Ahmed’s talent with a brush led him to work in the studio of the legendary Bollywood film director and special effects master Babubhai Mistry. During this time, he met Mistry’s daughter, who introduced him to the Sir J.J.School of Art. With the encouragement of another student at J.J., Ahmed decided to enroll in art school, though he would need to earn the money for tuition first.
In 2004, fed up with his struggling existence in Mumbai, Ahmed moved to Delhi. When he got there, he found that all the sign painters there had been replaced by digital vinyl printing done by machines. Forced to start over again, he set up a street stand selling omelettes. “I managed to meet ends somehow by doing odd jobs, cutting corners on my food, my clothing, and somehow managing to get by,” he recalls.
Still keen to study art, he applied to the prestigious Jamia Millia Islamia university in Delhi, but was rejected due to his poor English. He studied hard to improve, and reapplied the following year. Finally, in 2008, he was accepted and enrolled. Though tuition was still a challenge.
Ahmed was earning barely enough money to get by with his omelettes, so when a juice seller asked him to paint a sign, he jumped at the offer. The sign was a hit among the local street sellers, and soon others were requesting signs of their own.
Each night after closing his own stand at 10 p.m., Ahmed would paint until the early hours of the following morning, before returning to school at 8 a.m. for class. For a 6-by-3-foot sign, he earned around $50. Ahmed says he’s lost count, though estimates he’s made over a thousand of these signs, earning enough to cover his schooling at Jamia Millia Islamia.

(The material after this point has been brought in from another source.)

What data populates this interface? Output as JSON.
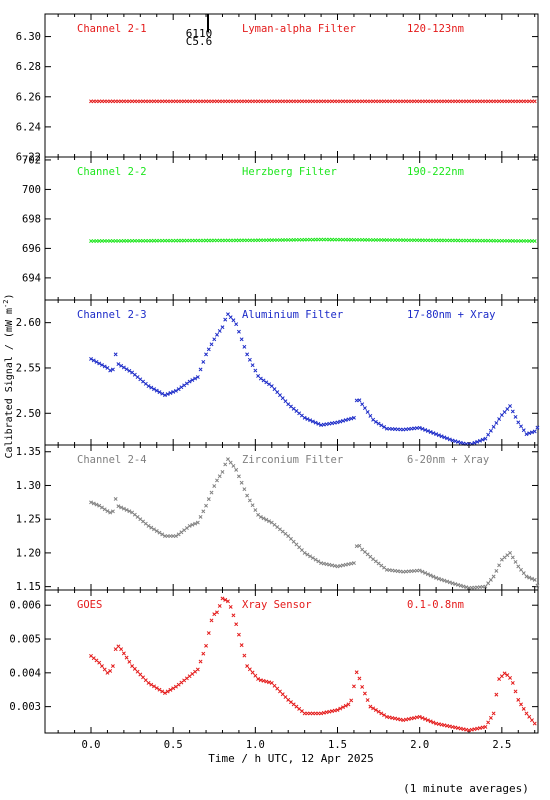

After finishing school, Ahmed’s street signs would help him again. An advertising executive from a Delhi-based firm, Hanif Kureshi, had spotted one of Ahmed’s signs, and contacted the artist (who includes his phone number alongside his signature on all of his works). Kureshi became a mentor and patron to Ahmed and helped him get his first public commissions and inclusions in festivals. In 2014, Ahmed made his international debut at London’s Southbank Centre with a mural for the annual Alchemy festival.